The defendant physicians denied negligence and asserted that the plaintiff did not exhibit any of the classical signs associated with chronic subdural hematoma, which usually presents with unilateral rather than bilateral headache and with a history of trauma, both of which were absent in this situation. In addition, the plaintiff did not exhibit one or more of the other signs commonly associated with subdural hematomas, including drowsiness, dizziness, stupor, coma, hemiparesis and visual disturbance. The defendants maintained that their diagnoses and advisements were well within the standard of care and that no CT scan was indicated nor was consultation with a neurologist warranted given the symptoms exhibited.

The co-defendant neurologist’s defense was predicated on the fact that the two-day delay was warranted for further work-up and an additional brain scan to determine more definitive information.

All the defendants alleged that the delay in diagnosis and surgery was not the proximate cause of the damage suffered by the plaintiff since the subdural hematoma had undoubtedly been present for a period of four to eight weeks prior to his first presenting to a physician. It was further alleged by the defendants that the plaintiff’s present condition is a result of a combination of factors: small vessel cerebral artery disease; four subsequent hospitalizations for fever of unknown origin, pneumonia, and urinary tract infections; the presence of the three subdural hematomas, including the initial chronic bleed and the two acute bleeds suffered in the hospital; the craniotomies to evacuate the hematomas; on-going seizure activity; and the inevitable and inexorable ravages of growing older.

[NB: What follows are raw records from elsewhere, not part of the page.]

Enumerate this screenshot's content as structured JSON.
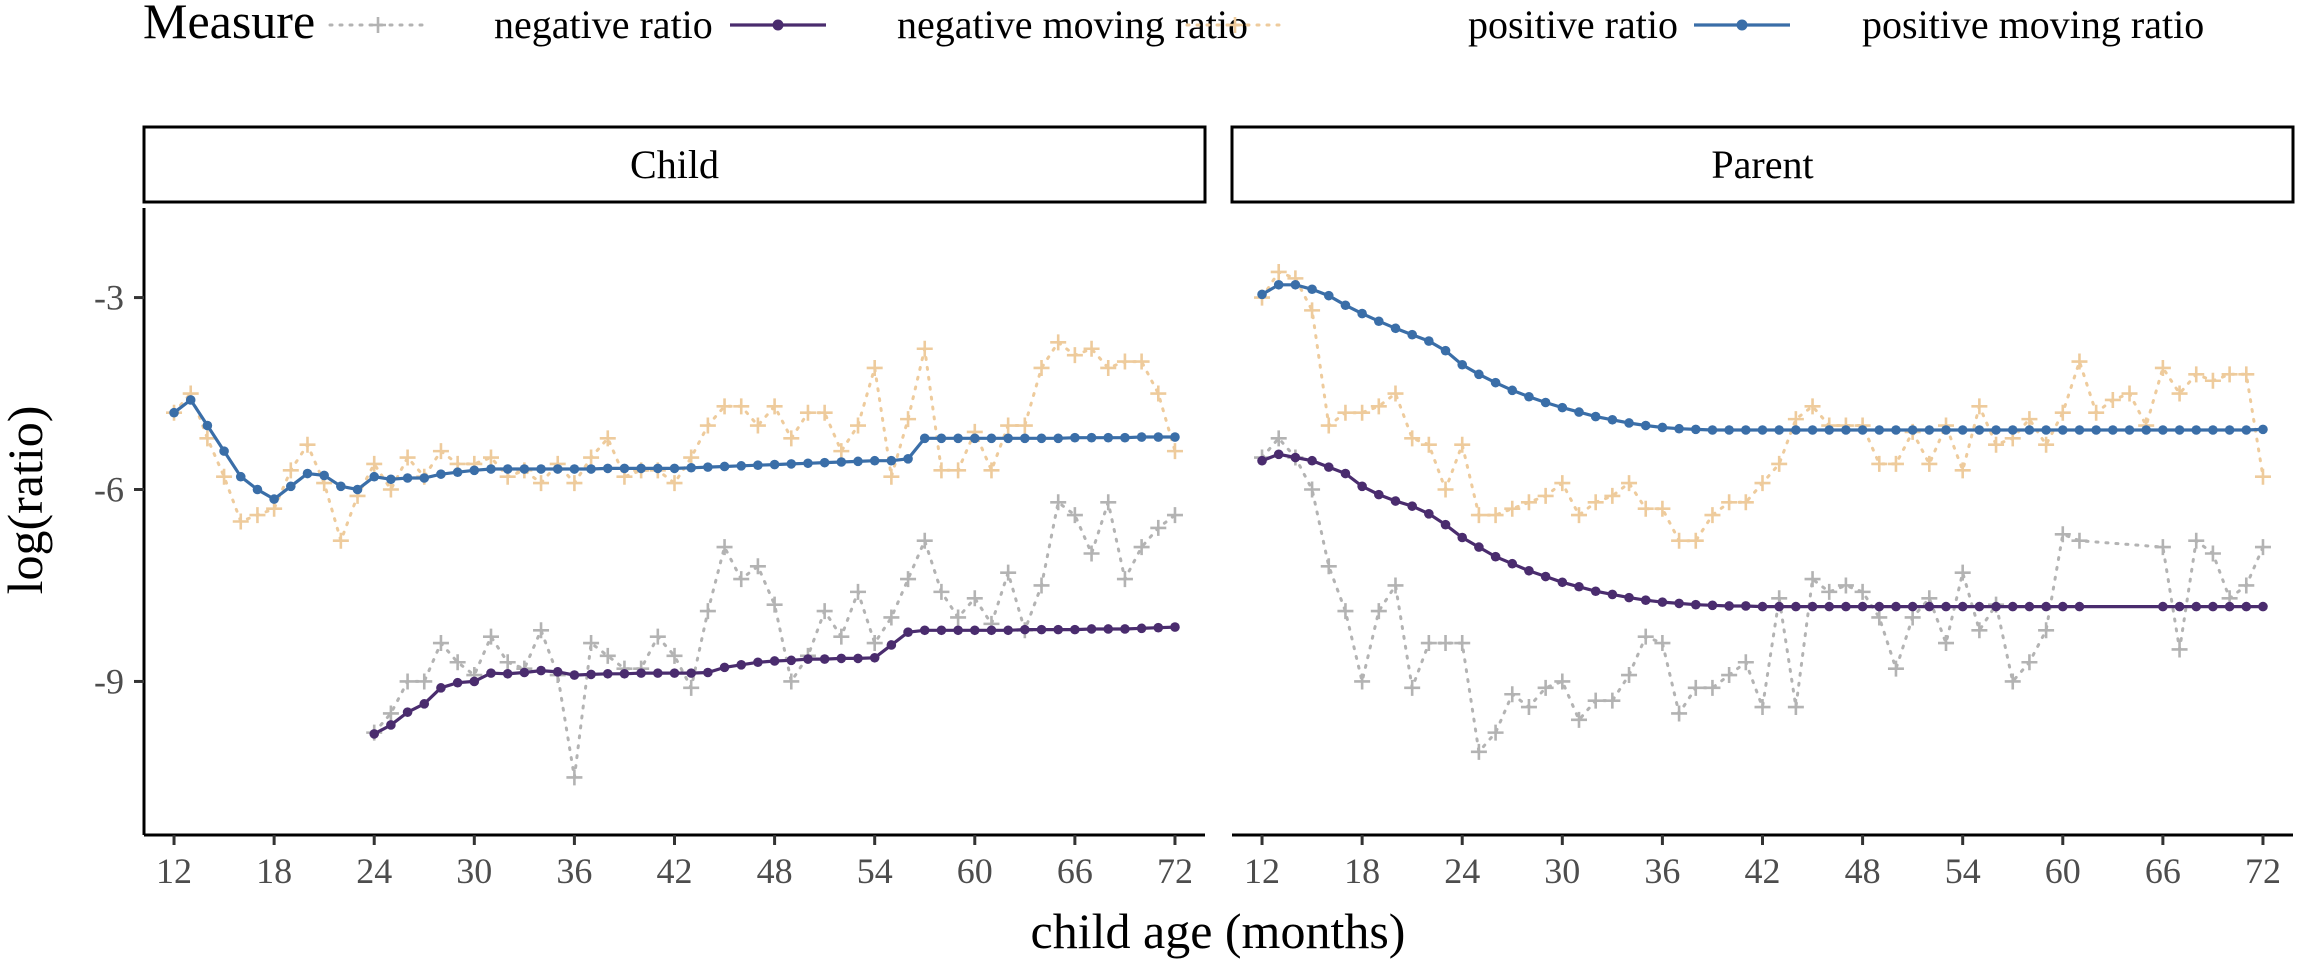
{
  "legend": {
    "title": "Measure",
    "entries": [
      {
        "key": "neg_ratio",
        "label": "negative ratio",
        "color": "#b3b3b3",
        "style": "dotted-plus"
      },
      {
        "key": "neg_moving",
        "label": "negative moving ratio",
        "color": "#4a2c6e",
        "style": "line-dot"
      },
      {
        "key": "pos_ratio",
        "label": "positive ratio",
        "color": "#eecb9c",
        "style": "dotted-plus"
      },
      {
        "key": "pos_moving",
        "label": "positive moving ratio",
        "color": "#3a6ea8",
        "style": "line-dot"
      }
    ]
  },
  "axes": {
    "xlabel": "child age (months)",
    "ylabel": "log(ratio)",
    "xticks": [
      12,
      18,
      24,
      30,
      36,
      42,
      48,
      54,
      60,
      66,
      72
    ],
    "yticks": [
      -3,
      -6,
      -9
    ],
    "xlim": [
      10.2,
      73.8
    ],
    "ylim": [
      -11.4,
      -1.6
    ]
  },
  "chart_data": [
    {
      "type": "line",
      "panel": "Child",
      "series": [
        {
          "name": "negative ratio",
          "x": [
            24,
            25,
            26,
            27,
            28,
            29,
            30,
            31,
            32,
            33,
            34,
            35,
            36,
            37,
            38,
            39,
            40,
            41,
            42,
            43,
            44,
            45,
            46,
            47,
            48,
            49,
            50,
            51,
            52,
            53,
            54,
            55,
            56,
            57,
            58,
            59,
            60,
            61,
            62,
            63,
            64,
            65,
            66,
            67,
            68,
            69,
            70,
            71,
            72
          ],
          "y": [
            -9.8,
            -9.5,
            -9.0,
            -9.0,
            -8.4,
            -8.7,
            -8.9,
            -8.3,
            -8.7,
            -8.8,
            -8.2,
            -8.9,
            -10.5,
            -8.4,
            -8.6,
            -8.8,
            -8.8,
            -8.3,
            -8.6,
            -9.1,
            -7.9,
            -6.9,
            -7.4,
            -7.2,
            -7.8,
            -9.0,
            -8.6,
            -7.9,
            -8.3,
            -7.6,
            -8.4,
            -8.0,
            -7.4,
            -6.8,
            -7.6,
            -8.0,
            -7.7,
            -8.1,
            -7.3,
            -8.2,
            -7.5,
            -6.2,
            -6.4,
            -7.0,
            -6.2,
            -7.4,
            -6.9,
            -6.6,
            -6.4
          ]
        },
        {
          "name": "negative moving ratio",
          "x": [
            24,
            25,
            26,
            27,
            28,
            29,
            30,
            31,
            32,
            33,
            34,
            35,
            36,
            37,
            38,
            39,
            40,
            41,
            42,
            43,
            44,
            45,
            46,
            47,
            48,
            49,
            50,
            51,
            52,
            53,
            54,
            55,
            56,
            57,
            58,
            59,
            60,
            61,
            62,
            63,
            64,
            65,
            66,
            67,
            68,
            69,
            70,
            71,
            72
          ],
          "y": [
            -9.82,
            -9.68,
            -9.48,
            -9.35,
            -9.1,
            -9.02,
            -9.0,
            -8.87,
            -8.88,
            -8.86,
            -8.83,
            -8.85,
            -8.9,
            -8.89,
            -8.88,
            -8.88,
            -8.87,
            -8.87,
            -8.87,
            -8.87,
            -8.86,
            -8.78,
            -8.74,
            -8.7,
            -8.68,
            -8.67,
            -8.65,
            -8.65,
            -8.64,
            -8.64,
            -8.63,
            -8.43,
            -8.23,
            -8.2,
            -8.2,
            -8.2,
            -8.2,
            -8.2,
            -8.2,
            -8.19,
            -8.19,
            -8.19,
            -8.19,
            -8.18,
            -8.18,
            -8.18,
            -8.17,
            -8.16,
            -8.15
          ]
        },
        {
          "name": "positive ratio",
          "x": [
            12,
            13,
            14,
            15,
            16,
            17,
            18,
            19,
            20,
            21,
            22,
            23,
            24,
            25,
            26,
            27,
            28,
            29,
            30,
            31,
            32,
            33,
            34,
            35,
            36,
            37,
            38,
            39,
            40,
            41,
            42,
            43,
            44,
            45,
            46,
            47,
            48,
            49,
            50,
            51,
            52,
            53,
            54,
            55,
            56,
            57,
            58,
            59,
            60,
            61,
            62,
            63,
            64,
            65,
            66,
            67,
            68,
            69,
            70,
            71,
            72
          ],
          "y": [
            -4.8,
            -4.5,
            -5.2,
            -5.8,
            -6.5,
            -6.4,
            -6.3,
            -5.7,
            -5.3,
            -5.9,
            -6.8,
            -6.1,
            -5.6,
            -6.0,
            -5.5,
            -5.8,
            -5.4,
            -5.6,
            -5.6,
            -5.5,
            -5.8,
            -5.7,
            -5.9,
            -5.6,
            -5.9,
            -5.5,
            -5.2,
            -5.8,
            -5.7,
            -5.7,
            -5.9,
            -5.5,
            -5.0,
            -4.7,
            -4.7,
            -5.0,
            -4.7,
            -5.2,
            -4.8,
            -4.8,
            -5.4,
            -5.0,
            -4.1,
            -5.8,
            -4.9,
            -3.8,
            -5.7,
            -5.7,
            -5.1,
            -5.7,
            -5.0,
            -5.0,
            -4.1,
            -3.7,
            -3.9,
            -3.8,
            -4.1,
            -4.0,
            -4.0,
            -4.5,
            -5.4
          ]
        },
        {
          "name": "positive moving ratio",
          "x": [
            12,
            13,
            14,
            15,
            16,
            17,
            18,
            19,
            20,
            21,
            22,
            23,
            24,
            25,
            26,
            27,
            28,
            29,
            30,
            31,
            32,
            33,
            34,
            35,
            36,
            37,
            38,
            39,
            40,
            41,
            42,
            43,
            44,
            45,
            46,
            47,
            48,
            49,
            50,
            51,
            52,
            53,
            54,
            55,
            56,
            57,
            58,
            59,
            60,
            61,
            62,
            63,
            64,
            65,
            66,
            67,
            68,
            69,
            70,
            71,
            72
          ],
          "y": [
            -4.8,
            -4.6,
            -5.0,
            -5.4,
            -5.8,
            -6.0,
            -6.15,
            -5.95,
            -5.75,
            -5.78,
            -5.95,
            -6.0,
            -5.8,
            -5.84,
            -5.82,
            -5.82,
            -5.76,
            -5.73,
            -5.7,
            -5.68,
            -5.68,
            -5.68,
            -5.68,
            -5.68,
            -5.68,
            -5.68,
            -5.67,
            -5.67,
            -5.67,
            -5.67,
            -5.67,
            -5.66,
            -5.65,
            -5.64,
            -5.63,
            -5.62,
            -5.61,
            -5.6,
            -5.59,
            -5.58,
            -5.57,
            -5.56,
            -5.55,
            -5.55,
            -5.52,
            -5.2,
            -5.2,
            -5.2,
            -5.2,
            -5.2,
            -5.2,
            -5.2,
            -5.2,
            -5.2,
            -5.19,
            -5.19,
            -5.19,
            -5.19,
            -5.18,
            -5.18,
            -5.18
          ]
        }
      ]
    },
    {
      "type": "line",
      "panel": "Parent",
      "series": [
        {
          "name": "negative ratio",
          "x": [
            12,
            13,
            14,
            15,
            16,
            17,
            18,
            19,
            20,
            21,
            22,
            23,
            24,
            25,
            26,
            27,
            28,
            29,
            30,
            31,
            32,
            33,
            34,
            35,
            36,
            37,
            38,
            39,
            40,
            41,
            42,
            43,
            44,
            45,
            46,
            47,
            48,
            49,
            50,
            51,
            52,
            53,
            54,
            55,
            56,
            57,
            58,
            59,
            60,
            61,
            66,
            67,
            68,
            69,
            70,
            71,
            72
          ],
          "y": [
            -5.5,
            -5.2,
            -5.5,
            -6.0,
            -7.2,
            -7.9,
            -9.0,
            -7.9,
            -7.5,
            -9.1,
            -8.4,
            -8.4,
            -8.4,
            -10.1,
            -9.8,
            -9.2,
            -9.4,
            -9.1,
            -9.0,
            -9.6,
            -9.3,
            -9.3,
            -8.9,
            -8.3,
            -8.4,
            -9.5,
            -9.1,
            -9.1,
            -8.9,
            -8.7,
            -9.4,
            -7.7,
            -9.4,
            -7.4,
            -7.6,
            -7.5,
            -7.6,
            -8.0,
            -8.8,
            -8.0,
            -7.7,
            -8.4,
            -7.3,
            -8.2,
            -7.8,
            -9.0,
            -8.7,
            -8.2,
            -6.7,
            -6.8,
            -6.9,
            -8.5,
            -6.8,
            -7.0,
            -7.7,
            -7.5,
            -6.9
          ]
        },
        {
          "name": "negative moving ratio",
          "x": [
            12,
            13,
            14,
            15,
            16,
            17,
            18,
            19,
            20,
            21,
            22,
            23,
            24,
            25,
            26,
            27,
            28,
            29,
            30,
            31,
            32,
            33,
            34,
            35,
            36,
            37,
            38,
            39,
            40,
            41,
            42,
            43,
            44,
            45,
            46,
            47,
            48,
            49,
            50,
            51,
            52,
            53,
            54,
            55,
            56,
            57,
            58,
            59,
            60,
            61,
            66,
            67,
            68,
            69,
            70,
            71,
            72
          ],
          "y": [
            -5.55,
            -5.45,
            -5.5,
            -5.55,
            -5.65,
            -5.75,
            -5.95,
            -6.08,
            -6.18,
            -6.26,
            -6.38,
            -6.55,
            -6.75,
            -6.9,
            -7.05,
            -7.16,
            -7.27,
            -7.36,
            -7.45,
            -7.52,
            -7.59,
            -7.64,
            -7.69,
            -7.73,
            -7.76,
            -7.78,
            -7.8,
            -7.81,
            -7.82,
            -7.82,
            -7.83,
            -7.83,
            -7.83,
            -7.83,
            -7.83,
            -7.83,
            -7.83,
            -7.83,
            -7.83,
            -7.83,
            -7.83,
            -7.83,
            -7.83,
            -7.83,
            -7.83,
            -7.83,
            -7.83,
            -7.83,
            -7.83,
            -7.83,
            -7.83,
            -7.83,
            -7.83,
            -7.83,
            -7.83,
            -7.83,
            -7.83
          ]
        },
        {
          "name": "positive ratio",
          "x": [
            12,
            13,
            14,
            15,
            16,
            17,
            18,
            19,
            20,
            21,
            22,
            23,
            24,
            25,
            26,
            27,
            28,
            29,
            30,
            31,
            32,
            33,
            34,
            35,
            36,
            37,
            38,
            39,
            40,
            41,
            42,
            43,
            44,
            45,
            46,
            47,
            48,
            49,
            50,
            51,
            52,
            53,
            54,
            55,
            56,
            57,
            58,
            59,
            60,
            61,
            62,
            63,
            64,
            65,
            66,
            67,
            68,
            69,
            70,
            71,
            72
          ],
          "y": [
            -3.0,
            -2.6,
            -2.7,
            -3.2,
            -5.0,
            -4.8,
            -4.8,
            -4.7,
            -4.5,
            -5.2,
            -5.3,
            -6.0,
            -5.3,
            -6.4,
            -6.4,
            -6.3,
            -6.2,
            -6.1,
            -5.9,
            -6.4,
            -6.2,
            -6.1,
            -5.9,
            -6.3,
            -6.3,
            -6.8,
            -6.8,
            -6.4,
            -6.2,
            -6.2,
            -5.9,
            -5.6,
            -4.9,
            -4.7,
            -5.0,
            -5.0,
            -5.0,
            -5.6,
            -5.6,
            -5.1,
            -5.6,
            -5.0,
            -5.7,
            -4.7,
            -5.3,
            -5.2,
            -4.9,
            -5.3,
            -4.8,
            -4.0,
            -4.8,
            -4.6,
            -4.5,
            -5.0,
            -4.1,
            -4.5,
            -4.2,
            -4.3,
            -4.2,
            -4.2,
            -5.8
          ]
        },
        {
          "name": "positive moving ratio",
          "x": [
            12,
            13,
            14,
            15,
            16,
            17,
            18,
            19,
            20,
            21,
            22,
            23,
            24,
            25,
            26,
            27,
            28,
            29,
            30,
            31,
            32,
            33,
            34,
            35,
            36,
            37,
            38,
            39,
            40,
            41,
            42,
            43,
            44,
            45,
            46,
            47,
            48,
            49,
            50,
            51,
            52,
            53,
            54,
            55,
            56,
            57,
            58,
            59,
            60,
            61,
            62,
            63,
            64,
            65,
            66,
            67,
            68,
            69,
            70,
            71,
            72
          ],
          "y": [
            -2.95,
            -2.8,
            -2.8,
            -2.87,
            -2.97,
            -3.12,
            -3.25,
            -3.37,
            -3.48,
            -3.58,
            -3.68,
            -3.83,
            -4.05,
            -4.2,
            -4.33,
            -4.45,
            -4.55,
            -4.64,
            -4.72,
            -4.79,
            -4.86,
            -4.91,
            -4.96,
            -5.0,
            -5.03,
            -5.05,
            -5.06,
            -5.07,
            -5.07,
            -5.07,
            -5.07,
            -5.07,
            -5.07,
            -5.07,
            -5.07,
            -5.07,
            -5.07,
            -5.07,
            -5.07,
            -5.07,
            -5.07,
            -5.07,
            -5.07,
            -5.07,
            -5.07,
            -5.07,
            -5.07,
            -5.07,
            -5.07,
            -5.07,
            -5.07,
            -5.07,
            -5.07,
            -5.07,
            -5.07,
            -5.07,
            -5.07,
            -5.07,
            -5.07,
            -5.07,
            -5.06
          ]
        }
      ]
    }
  ]
}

The plaintiff’s initial demand for settlement was $________ reduced to $________ just prior to trial. At trial, the plaintiff asked the jury for $________. No offer was tendered by the defendants. The jury found for the defendants. Plaintiff’s expert neurosurgeon: Theodore Kurze from N.Y.C. Plaintiff’s expert neurologist: Stanley van den Noort from University of California at Irvine. Plaintiff’s expert neuropsychologist: Fred Wise from Kirkland, Wa. Plaintiff’s expert family practitioner/emergentologist: Michael Fox from San Francisco Bay Area. Expert witnesses for defendant internist/pulmonologist, co- defendant family practitioner, and co-defendant Gallatin Medical Group: Ivar Szper, neurosurgeon, from Long Beach, Ca. and Roy Herndon, internist from Orange, Ca. Expert witness for co- defendant neurosurgeon: John Garner, neurosurgeon from Pasadena, Ca. Expert witnesses for defendant Downey Community Hospital and defendant emergentologist/family practitioner: Stanley Kalter, emergentologist from Pasadena, Ca. and H. Ronald Fisk, neurologist from Beverly Hills. Christianson vs. Buchfuhrer, et al. Case no. SOC ________; Judge Betty Jo Sheldon, 11-1-88.

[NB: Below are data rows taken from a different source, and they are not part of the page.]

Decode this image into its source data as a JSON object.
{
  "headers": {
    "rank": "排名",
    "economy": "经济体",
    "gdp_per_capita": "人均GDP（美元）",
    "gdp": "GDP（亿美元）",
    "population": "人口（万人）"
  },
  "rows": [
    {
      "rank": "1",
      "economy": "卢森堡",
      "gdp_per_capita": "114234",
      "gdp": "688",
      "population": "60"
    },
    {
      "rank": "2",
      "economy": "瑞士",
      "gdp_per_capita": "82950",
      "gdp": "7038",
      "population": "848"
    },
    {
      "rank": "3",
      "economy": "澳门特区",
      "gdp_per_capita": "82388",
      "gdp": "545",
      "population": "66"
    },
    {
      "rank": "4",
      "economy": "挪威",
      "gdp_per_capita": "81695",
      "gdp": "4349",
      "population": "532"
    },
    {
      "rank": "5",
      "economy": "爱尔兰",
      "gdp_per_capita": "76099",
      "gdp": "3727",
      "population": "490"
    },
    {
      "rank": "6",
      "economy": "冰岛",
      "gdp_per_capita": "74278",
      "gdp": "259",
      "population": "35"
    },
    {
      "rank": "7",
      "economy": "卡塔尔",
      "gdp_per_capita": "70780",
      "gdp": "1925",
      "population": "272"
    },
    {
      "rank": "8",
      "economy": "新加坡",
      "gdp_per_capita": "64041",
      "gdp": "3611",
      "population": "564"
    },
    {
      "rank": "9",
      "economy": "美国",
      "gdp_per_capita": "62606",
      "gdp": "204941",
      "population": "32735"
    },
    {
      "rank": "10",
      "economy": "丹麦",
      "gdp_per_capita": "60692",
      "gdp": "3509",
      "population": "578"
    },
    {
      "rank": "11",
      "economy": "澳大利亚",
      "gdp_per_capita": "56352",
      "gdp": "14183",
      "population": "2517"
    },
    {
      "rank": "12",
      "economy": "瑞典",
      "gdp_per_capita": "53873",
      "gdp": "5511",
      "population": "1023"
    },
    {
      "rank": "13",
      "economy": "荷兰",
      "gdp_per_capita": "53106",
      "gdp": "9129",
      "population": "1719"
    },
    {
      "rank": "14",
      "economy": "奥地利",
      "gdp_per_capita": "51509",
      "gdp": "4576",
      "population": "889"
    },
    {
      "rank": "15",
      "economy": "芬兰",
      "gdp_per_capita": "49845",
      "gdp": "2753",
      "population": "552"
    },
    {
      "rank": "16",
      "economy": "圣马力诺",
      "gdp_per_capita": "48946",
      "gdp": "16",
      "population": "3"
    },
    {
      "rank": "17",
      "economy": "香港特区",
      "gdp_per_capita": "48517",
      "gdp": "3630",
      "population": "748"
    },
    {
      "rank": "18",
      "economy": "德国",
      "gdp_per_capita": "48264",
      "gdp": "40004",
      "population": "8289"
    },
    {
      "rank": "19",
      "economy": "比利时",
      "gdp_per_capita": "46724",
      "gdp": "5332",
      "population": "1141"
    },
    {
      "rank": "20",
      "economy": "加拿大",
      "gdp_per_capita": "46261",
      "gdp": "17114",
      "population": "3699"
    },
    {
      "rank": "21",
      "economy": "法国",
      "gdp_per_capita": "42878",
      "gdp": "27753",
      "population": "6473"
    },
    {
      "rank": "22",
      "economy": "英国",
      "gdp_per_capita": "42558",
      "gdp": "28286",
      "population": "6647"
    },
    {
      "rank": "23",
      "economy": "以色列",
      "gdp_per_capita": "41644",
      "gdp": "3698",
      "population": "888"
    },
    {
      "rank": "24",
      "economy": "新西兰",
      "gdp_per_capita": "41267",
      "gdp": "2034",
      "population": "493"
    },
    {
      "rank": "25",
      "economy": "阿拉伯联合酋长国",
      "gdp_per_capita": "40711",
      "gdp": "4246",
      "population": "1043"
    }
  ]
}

Attorneys for plaintiff: Raymond L. Turchin of Glendale, Ca., William Brody and Jeanne Steffin, both of Los Angeles; Attorney for defendants Gallatin Medical Center, Gallicare, internist/pulmonologist and family practitioner: Marshall Silberberg of Baker, Silberberg & Keener in Santa Monica, Ca.; Attorney for defendant neurosurgeon: George E. Peterson of Bonne, Jones, Bridges, Mueller, O’Keefe & Hunt in Los Angeles; Attorney for defendants Downey Community Hospital and emergentologist/family practitioner: C. Snyder Patin of Veatch, Carlson, Grogan & Nelson in Orange, Ca.